I keep low as I creep around the corner to the front of the orphanage, hoping no one will notice a little Fourth bobbing about in the bushes. I don’t think the headsman would be called for my climbing out of my room, but it might depend on who catches me, and Outside patrollers don’t have a reputation of being merciful. I duck behind a particularly large bush, hoping I can get close enough to the soldiers to hear if they’re talking. Most of them are hanging around the entrance, waiting for something.

“Do you know when?” one of them asks.

“Awaiting orders. Just like you,” another snaps. “We’re just supposed to keep her contained until all of the evidence can be gathered.”

Evidence? Of what? Are they talking about me? I wait, hoping one of them will randomly decide to run through all the details of the situation, but of course none of the soldiers oblige. They just stand there, watching the street with bored expressions and blowing smoke at one another from their army-issue cigarettes. After a moment, one comes to lean against the orphanage wall, uncomfortably close to my hiding place.

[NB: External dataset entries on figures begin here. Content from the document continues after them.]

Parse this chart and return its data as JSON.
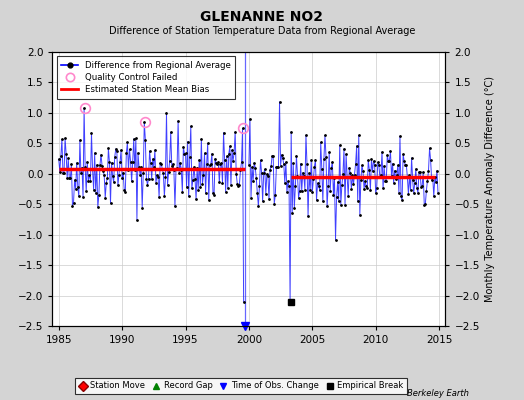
{
  "title": "GLENANNE NO2",
  "subtitle": "Difference of Station Temperature Data from Regional Average",
  "ylabel": "Monthly Temperature Anomaly Difference (°C)",
  "xlim": [
    1984.5,
    2015.5
  ],
  "ylim": [
    -2.5,
    2.0
  ],
  "yticks": [
    -2.5,
    -2.0,
    -1.5,
    -1.0,
    -0.5,
    0.0,
    0.5,
    1.0,
    1.5,
    2.0
  ],
  "xticks": [
    1985,
    1990,
    1995,
    2000,
    2005,
    2010,
    2015
  ],
  "background_color": "#d4d4d4",
  "plot_bg_color": "#ffffff",
  "grid_color": "#cccccc",
  "bias_line1_x": [
    1985.0,
    1999.7
  ],
  "bias_line1_y": [
    0.08,
    0.08
  ],
  "bias_line2_x": [
    2003.3,
    2014.7
  ],
  "bias_line2_y": [
    -0.05,
    -0.05
  ],
  "obs_change_x": 1999.7,
  "empirical_break_x": 2003.3,
  "qc_fail_points_x": [
    1987.08,
    1991.83,
    1999.5
  ],
  "qc_fail_points_y": [
    1.08,
    0.85,
    0.75
  ],
  "seed": 42
}
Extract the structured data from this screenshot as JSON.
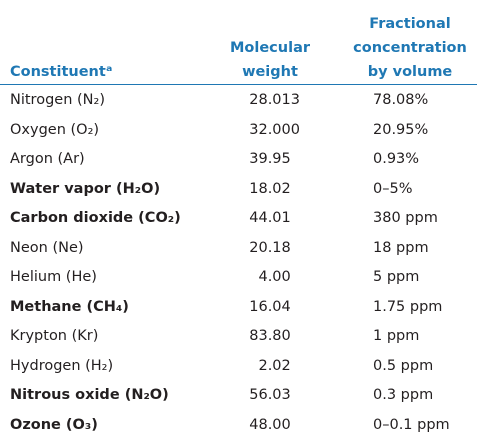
{
  "table": {
    "header": [
      [
        "Constituentᵃ"
      ],
      [
        "Molecular",
        "weight"
      ],
      [
        "Fractional",
        "concentration",
        "by volume"
      ]
    ],
    "rows": [
      {
        "cells": [
          "Nitrogen (N₂)",
          "28.013",
          "78.08%"
        ],
        "bold": false
      },
      {
        "cells": [
          "Oxygen (O₂)",
          "32.000",
          "20.95%"
        ],
        "bold": false
      },
      {
        "cells": [
          "Argon (Ar)",
          "39.95",
          "0.93%"
        ],
        "bold": false
      },
      {
        "cells": [
          "Water vapor (H₂O)",
          "18.02",
          "0–5%"
        ],
        "bold": true
      },
      {
        "cells": [
          "Carbon dioxide (CO₂)",
          "44.01",
          "380 ppm"
        ],
        "bold": true
      },
      {
        "cells": [
          "Neon (Ne)",
          "20.18",
          "18 ppm"
        ],
        "bold": false
      },
      {
        "cells": [
          "Helium (He)",
          "4.00",
          "5 ppm"
        ],
        "bold": false
      },
      {
        "cells": [
          "Methane (CH₄)",
          "16.04",
          "1.75 ppm"
        ],
        "bold": true
      },
      {
        "cells": [
          "Krypton (Kr)",
          "83.80",
          "1 ppm"
        ],
        "bold": false
      },
      {
        "cells": [
          "Hydrogen (H₂)",
          "2.02",
          "0.5 ppm"
        ],
        "bold": false
      },
      {
        "cells": [
          "Nitrous oxide (N₂O)",
          "56.03",
          "0.3 ppm"
        ],
        "bold": true
      },
      {
        "cells": [
          "Ozone (O₃)",
          "48.00",
          "0–0.1 ppm"
        ],
        "bold": true
      }
    ]
  }
}
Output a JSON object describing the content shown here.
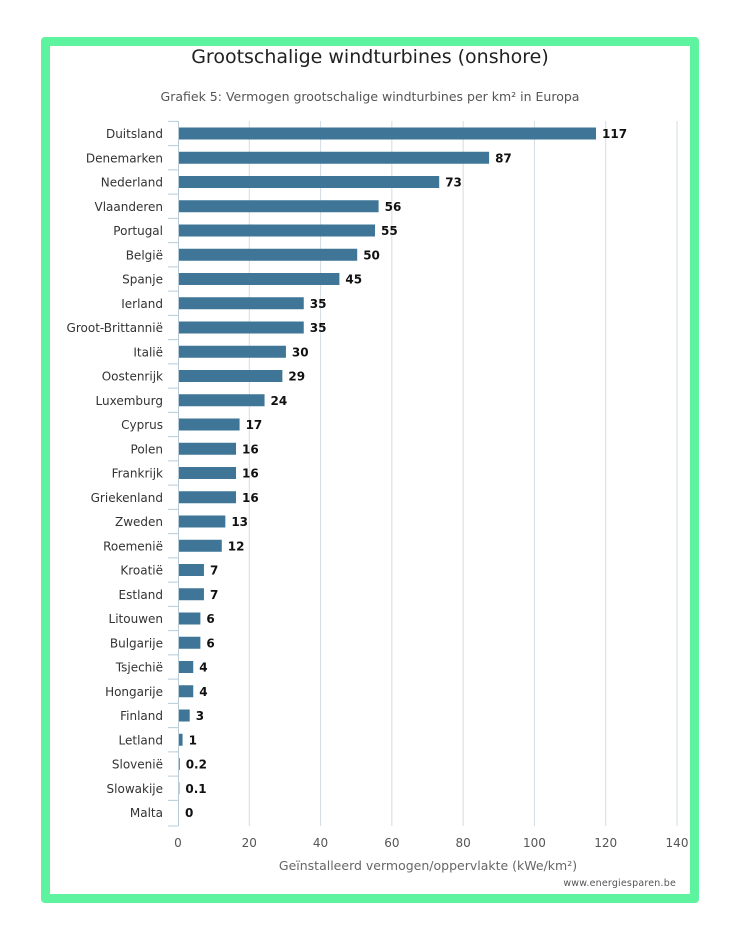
{
  "chart_data": {
    "type": "bar",
    "orientation": "horizontal",
    "title": "Grootschalige windturbines (onshore)",
    "subtitle": "Grafiek 5: Vermogen grootschalige windturbines per km² in Europa",
    "xlabel": "Geïnstalleerd vermogen/oppervlakte (kWe/km²)",
    "ylabel": "",
    "xlim": [
      0,
      140
    ],
    "xticks": [
      0,
      20,
      40,
      60,
      80,
      100,
      120,
      140
    ],
    "grid": true,
    "bar_color": "#3f7596",
    "categories": [
      "Duitsland",
      "Denemarken",
      "Nederland",
      "Vlaanderen",
      "Portugal",
      "België",
      "Spanje",
      "Ierland",
      "Groot-Brittannië",
      "Italië",
      "Oostenrijk",
      "Luxemburg",
      "Cyprus",
      "Polen",
      "Frankrijk",
      "Griekenland",
      "Zweden",
      "Roemenië",
      "Kroatië",
      "Estland",
      "Litouwen",
      "Bulgarije",
      "Tsjechië",
      "Hongarije",
      "Finland",
      "Letland",
      "Slovenië",
      "Slowakije",
      "Malta"
    ],
    "values": [
      117,
      87,
      73,
      56,
      55,
      50,
      45,
      35,
      35,
      30,
      29,
      24,
      17,
      16,
      16,
      16,
      13,
      12,
      7,
      7,
      6,
      6,
      4,
      4,
      3,
      1,
      0.2,
      0.1,
      0
    ],
    "data_labels": [
      "117",
      "87",
      "73",
      "56",
      "55",
      "50",
      "45",
      "35",
      "35",
      "30",
      "29",
      "24",
      "17",
      "16",
      "16",
      "16",
      "13",
      "12",
      "7",
      "7",
      "6",
      "6",
      "4",
      "4",
      "3",
      "1",
      "0.2",
      "0.1",
      "0"
    ]
  },
  "credit": "www.energiesparen.be",
  "frame_color": "#5ef49f"
}
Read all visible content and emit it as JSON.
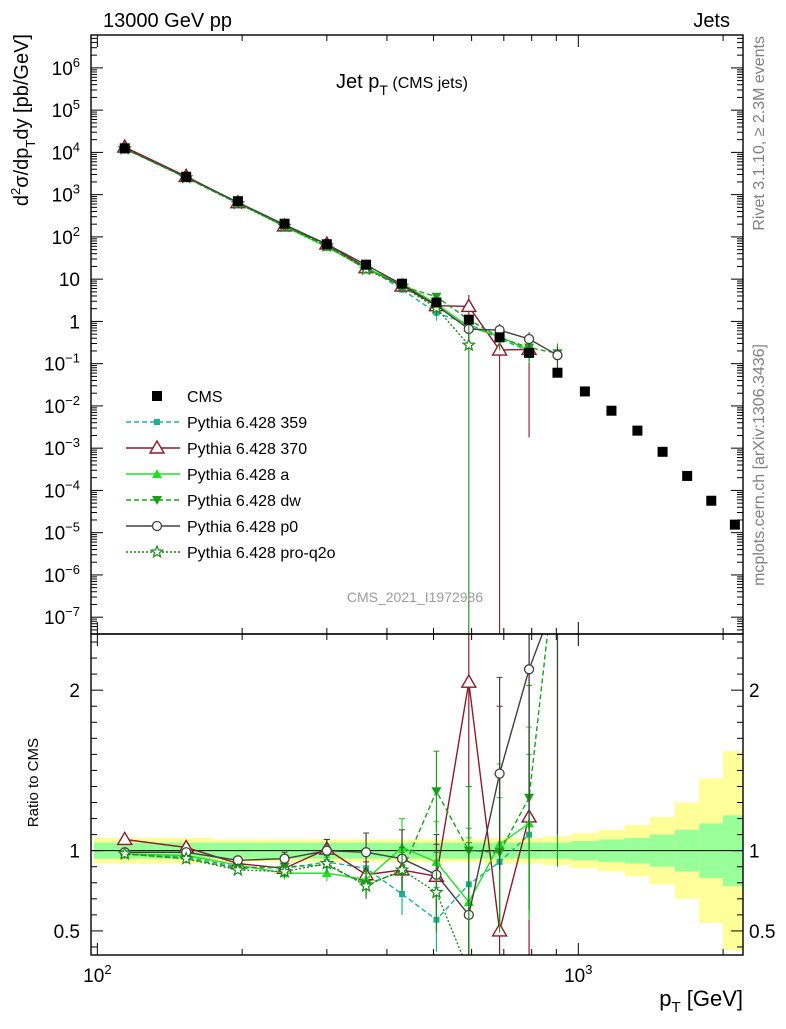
{
  "header": {
    "left": "13000 GeV pp",
    "right": "Jets"
  },
  "side_labels": {
    "top": "Rivet 3.1.10, ≥ 2.3M events",
    "bottom": "mcplots.cern.ch [arXiv:1306.3436]"
  },
  "watermark": "CMS_2021_I1972986",
  "title": {
    "main": "Jet p",
    "sub": "T",
    "suffix": " (CMS jets)"
  },
  "axes": {
    "ylabel_main": "d²σ/dp dy [pb/GeV]",
    "ylabel_parts": [
      "d",
      "2",
      "σ/dp",
      "T",
      "dy [pb/GeV]"
    ],
    "ylabel_ratio": "Ratio to CMS",
    "xlabel_main": "p",
    "xlabel_sub": "T",
    "xlabel_unit": " [GeV]"
  },
  "chart_data": {
    "type": "scatter",
    "x_scale": "log",
    "y_scale": "log",
    "xlim": [
      97,
      2200
    ],
    "ylim": [
      4e-08,
      6000000
    ],
    "ratio_ylim": [
      0.35,
      2.35
    ],
    "x_ticks_major": [
      {
        "v": 100,
        "base": "10",
        "exp": "2"
      },
      {
        "v": 1000,
        "base": "10",
        "exp": "3"
      }
    ],
    "y_ticks_major": [
      {
        "v": 1000000.0,
        "base": "10",
        "exp": "6"
      },
      {
        "v": 100000.0,
        "base": "10",
        "exp": "5"
      },
      {
        "v": 10000.0,
        "base": "10",
        "exp": "4"
      },
      {
        "v": 1000.0,
        "base": "10",
        "exp": "3"
      },
      {
        "v": 100,
        "base": "10",
        "exp": "2"
      },
      {
        "v": 10,
        "base": "10",
        "exp": ""
      },
      {
        "v": 1,
        "base": "1",
        "exp": ""
      },
      {
        "v": 0.1,
        "base": "10",
        "exp": "−1"
      },
      {
        "v": 0.01,
        "base": "10",
        "exp": "−2"
      },
      {
        "v": 0.001,
        "base": "10",
        "exp": "−3"
      },
      {
        "v": 0.0001,
        "base": "10",
        "exp": "−4"
      },
      {
        "v": 1e-05,
        "base": "10",
        "exp": "−5"
      },
      {
        "v": 1e-06,
        "base": "10",
        "exp": "−6"
      },
      {
        "v": 1e-07,
        "base": "10",
        "exp": "−7"
      }
    ],
    "ratio_ticks": [
      {
        "v": 0.5,
        "label": "0.5"
      },
      {
        "v": 1,
        "label": "1"
      },
      {
        "v": 2,
        "label": "2"
      }
    ],
    "legend_position": "lower-left",
    "data": {
      "name": "CMS",
      "color": "#000000",
      "x": [
        114,
        153,
        196,
        245,
        300,
        362,
        430,
        507,
        592,
        686,
        790,
        905,
        1032,
        1172,
        1327,
        1497,
        1684,
        1890,
        2116
      ],
      "y": [
        12500,
        2650,
        700,
        205,
        67,
        22,
        7.8,
        2.8,
        1.1,
        0.42,
        0.18,
        0.061,
        0.022,
        0.0077,
        0.0026,
        0.00082,
        0.00022,
        5.7e-05,
        1.55e-05
      ],
      "band_inner": [
        0.05,
        0.05,
        0.05,
        0.05,
        0.05,
        0.05,
        0.05,
        0.05,
        0.05,
        0.05,
        0.05,
        0.05,
        0.06,
        0.07,
        0.08,
        0.1,
        0.13,
        0.17,
        0.22
      ],
      "band_outer": [
        0.08,
        0.08,
        0.07,
        0.07,
        0.07,
        0.07,
        0.07,
        0.07,
        0.07,
        0.08,
        0.08,
        0.09,
        0.11,
        0.13,
        0.16,
        0.21,
        0.3,
        0.45,
        0.62
      ]
    },
    "series": [
      {
        "name": "Pythia 6.428 359",
        "color": "#19b394",
        "dash": "5,3",
        "marker": "square-small",
        "x": [
          114,
          153,
          196,
          245,
          300,
          362,
          430,
          507,
          592,
          686,
          790
        ],
        "ratio": [
          0.98,
          0.96,
          0.9,
          0.89,
          0.93,
          0.89,
          0.73,
          0.57,
          0.79,
          0.93,
          1.1
        ],
        "err": [
          0.02,
          0.02,
          0.02,
          0.04,
          0.05,
          0.08,
          0.13,
          0.2,
          0.35,
          0.4,
          0.5
        ]
      },
      {
        "name": "Pythia 6.428 370",
        "color": "#8b1a2e",
        "dash": "",
        "marker": "triangle-open",
        "x": [
          114,
          153,
          196,
          245,
          300,
          362,
          430,
          507,
          592,
          686,
          790
        ],
        "ratio": [
          1.07,
          1.02,
          0.92,
          0.89,
          1.01,
          0.85,
          0.88,
          0.84,
          2.05,
          0.5,
          1.21
        ],
        "err": [
          0.02,
          0.02,
          0.02,
          0.04,
          0.06,
          0.08,
          0.12,
          0.2,
          1.8,
          1.4,
          1.2
        ]
      },
      {
        "name": "Pythia 6.428 a",
        "color": "#22dd22",
        "dash": "",
        "marker": "triangle-up",
        "x": [
          114,
          153,
          196,
          245,
          300,
          362,
          430,
          507,
          592,
          686,
          790
        ],
        "ratio": [
          0.98,
          0.97,
          0.91,
          0.86,
          0.86,
          0.82,
          1.02,
          0.93,
          0.68,
          1.04,
          1.17
        ],
        "err": [
          0.02,
          0.02,
          0.02,
          0.04,
          0.05,
          0.08,
          0.18,
          0.25,
          0.4,
          0.5,
          0.6
        ]
      },
      {
        "name": "Pythia 6.428 dw",
        "color": "#17a217",
        "dash": "5,3",
        "marker": "triangle-down",
        "x": [
          114,
          153,
          196,
          245,
          300,
          362,
          430,
          507,
          592,
          686,
          790,
          905
        ],
        "ratio": [
          0.98,
          0.95,
          0.89,
          0.9,
          0.91,
          0.79,
          0.87,
          1.37,
          1.0,
          0.99,
          1.33,
          2.9
        ],
        "err": [
          0.02,
          0.02,
          0.02,
          0.04,
          0.05,
          0.08,
          0.12,
          0.25,
          0.4,
          0.5,
          0.7,
          2.0
        ]
      },
      {
        "name": "Pythia 6.428 p0",
        "color": "#404040",
        "dash": "",
        "marker": "circle-open",
        "x": [
          114,
          153,
          196,
          245,
          300,
          362,
          430,
          507,
          592,
          686,
          790,
          905
        ],
        "ratio": [
          0.99,
          0.99,
          0.94,
          0.95,
          1.0,
          0.99,
          0.95,
          0.85,
          0.6,
          1.48,
          2.13,
          2.6
        ],
        "err": [
          0.02,
          0.02,
          0.02,
          0.04,
          0.07,
          0.12,
          0.18,
          0.25,
          0.4,
          0.6,
          1.0,
          1.5
        ]
      },
      {
        "name": "Pythia 6.428 pro-q2o",
        "color": "#1a8a1a",
        "dash": "2,2",
        "marker": "star-open",
        "x": [
          114,
          153,
          196,
          245,
          300,
          362,
          430,
          507,
          592
        ],
        "ratio": [
          0.98,
          0.95,
          0.88,
          0.87,
          0.92,
          0.78,
          0.88,
          0.74,
          0.25
        ],
        "err": [
          0.02,
          0.02,
          0.02,
          0.04,
          0.05,
          0.08,
          0.14,
          0.25,
          0.8
        ]
      }
    ]
  }
}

What would happen if I just asked them what is going on? I didn’t do anything wrong. Even if the City did give me four stars for my mother’s crimes, the First Circle and Comrade Hong couldn’t have made something up completely out of the wind and sky.

Could they?

Maybe a couple of jokes could make the soldiers forget they’re standing next to an orphanage riddled with SS. Maybe they won’t notice my mother’s face or my traitor brand. I haven’t been around Outside patrols much, but I bet they need a laugh more than most. Maybe they’ve been fighting Kamari soldiers long enough that one teenage girl with a birthmark won’t be scary anymore.

Of course, all of those “maybes” are quite unlikely. And the idea of approaching an Outside patroller makes me shiver inside my thick wool coat. Every one of those men has seen death. Every one of them has caused it, then walked away to smoke a cigarette.

More soldiers walk up from the opposite direction, putting my hiding place at risk. I slide back between the buildings, only to hear their gruff voices following me, as if they’re coming to check the alleyway. Not enough time to climb up the vines, so I squeeze the rest of the way down the alley to the gate where the cooks leave the trash.

There’s a solid wooden gate blocking the back of the alley, a flap at the bottom only big enough for trash bags to be shoved through for pickup. The trash gets carted off to the wall and thrown over. Outsiders, you’re welcome.

My nose wrinkles at the stench of rotting vegetables as I crouch down and look at the flap. It’s small and coated in stickiness. But if I’m caught outside my room, will whatever Tai-ge was so worried about happen?

The footsteps echo off the brick of the alleyway as I jam myself under the flap, my shoulders scraping against the sides. I have to turn cockeyed for my hips to fit, barely sliding through as the footsteps draw near. I huddle in the mounds of trash with my back against the gate, knees drawn up to my nose. Waiting for them to stick a hand through the flap and grab me.

“Thought for sure I heard something back here.” The gate jiggles against my back as one of the soldiers gives it a kick, the flap swinging with the motion.

“Just rats probably. Don’t think I could fit more than my arm through that flap. Keeps hungry kids from trying to sneak into the kitchens, I guess. Have to be a pretty small kid to fit under there.”

Or a young lady very motivated not to die under the Arch.